There were many interesting things we found. One was how bad misspelling is on the Internet and even on commercial teaching files. Several that were utilized for various things were definitely not run through spell checker. The crawler was the best working part of the whole system. It was able to sustain about 2 Mbps of traffic and download millions of pages. Further work would be need to make it scale which would include partitioning the URL database and allowing multiple crawl managers to work on different lists of URLs. The crawler was powerful enough to crawl through the radiology portion of the web. One of the reasons that this does not really make a good scientific article is the lack of measurable data. We did not collect data on radiologist satisfaction with GoogleMIRC. We did not measure recall and precision, two traditional measures of search engine quality.
The project had a number of limitations. First was my own choice of technology. I am a heavy .net user and I implemented GoogleMIRC in .net. That was not a bad decision. However I decided to use SQL Server 2005 as the data store.
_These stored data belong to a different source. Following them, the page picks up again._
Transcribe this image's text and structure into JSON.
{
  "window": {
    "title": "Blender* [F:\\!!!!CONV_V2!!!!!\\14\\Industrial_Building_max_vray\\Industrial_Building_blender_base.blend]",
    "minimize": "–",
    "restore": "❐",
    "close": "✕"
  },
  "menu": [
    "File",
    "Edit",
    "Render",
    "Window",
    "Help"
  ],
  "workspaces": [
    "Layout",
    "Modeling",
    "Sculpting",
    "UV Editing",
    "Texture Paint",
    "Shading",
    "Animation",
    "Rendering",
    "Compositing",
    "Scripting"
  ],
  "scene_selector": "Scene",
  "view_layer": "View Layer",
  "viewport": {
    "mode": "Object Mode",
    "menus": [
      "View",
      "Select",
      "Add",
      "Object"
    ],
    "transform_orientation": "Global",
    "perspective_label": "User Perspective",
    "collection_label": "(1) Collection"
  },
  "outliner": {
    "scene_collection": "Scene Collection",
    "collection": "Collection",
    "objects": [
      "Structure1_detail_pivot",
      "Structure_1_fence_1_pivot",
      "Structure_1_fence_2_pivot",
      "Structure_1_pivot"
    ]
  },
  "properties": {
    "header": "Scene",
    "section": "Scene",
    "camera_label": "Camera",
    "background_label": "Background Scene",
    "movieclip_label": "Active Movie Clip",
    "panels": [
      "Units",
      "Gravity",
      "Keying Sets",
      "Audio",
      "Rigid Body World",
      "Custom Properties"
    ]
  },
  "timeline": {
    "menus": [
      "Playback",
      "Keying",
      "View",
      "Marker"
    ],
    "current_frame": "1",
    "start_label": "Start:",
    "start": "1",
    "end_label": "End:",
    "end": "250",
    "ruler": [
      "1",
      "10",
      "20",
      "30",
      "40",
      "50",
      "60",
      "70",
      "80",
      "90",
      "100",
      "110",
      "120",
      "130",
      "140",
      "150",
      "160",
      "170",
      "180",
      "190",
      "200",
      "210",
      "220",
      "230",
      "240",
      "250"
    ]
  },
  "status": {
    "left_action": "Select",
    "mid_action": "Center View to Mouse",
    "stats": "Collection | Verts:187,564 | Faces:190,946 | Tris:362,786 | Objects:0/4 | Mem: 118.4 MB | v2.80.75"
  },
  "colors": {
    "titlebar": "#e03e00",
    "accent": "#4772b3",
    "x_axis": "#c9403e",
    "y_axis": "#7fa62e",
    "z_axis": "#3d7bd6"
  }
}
This was a very poor decision that I did not understand the ramifications of at the time. It did have a lot of developer time which I judged to be more valuable for the purposes of the project since I was the only person programming on it. I wish I have known about Lucene at the time and used the .net port of it. That would have saved a tremendous amount of time on building the index and search algorithm and probably led to better results. There definitely would have been more features, like thumbnails. Further more I which I had known about Nutch and Hadoop. When I found them about a year ago I kicked myself. Nutch is an open source search engine built in Java. Hadoop is a distributed computing platform that replicates Google’s infrastructure. Building in Java may have been wiser due to the amount of mathematical open source libraries to perform tasks such as singular value decomposition, a crucial piece of a technique called latent semantic indexing.
Most limitations really centered around the fact that there was only one developer on the project. It is crazy to try to build a search engine yourself. There are a lot of moving moving pieces. It is actually on challenging if you really want to make it scale up since many techniques that work on one machine will not work across multiple machines.
I personally got a tremendous amount out of the project. For instance since I used SQL Server and built my own index and search algorithms I gained a solid understanding of the issues there. I know how to build a crawler that scales reasonably well. Working on a project like this you gain a knew found understanding of the scale of the web. I tried lots of things that did not work out at the time such as singular value decomposition for finding common concepts in documents that I have since gotten to work.
What comes after? Yottalook builds on many of the idea and leverages Google’s custom search technology. I have not stopped working on search and hope to publicly show what I have been working on this year.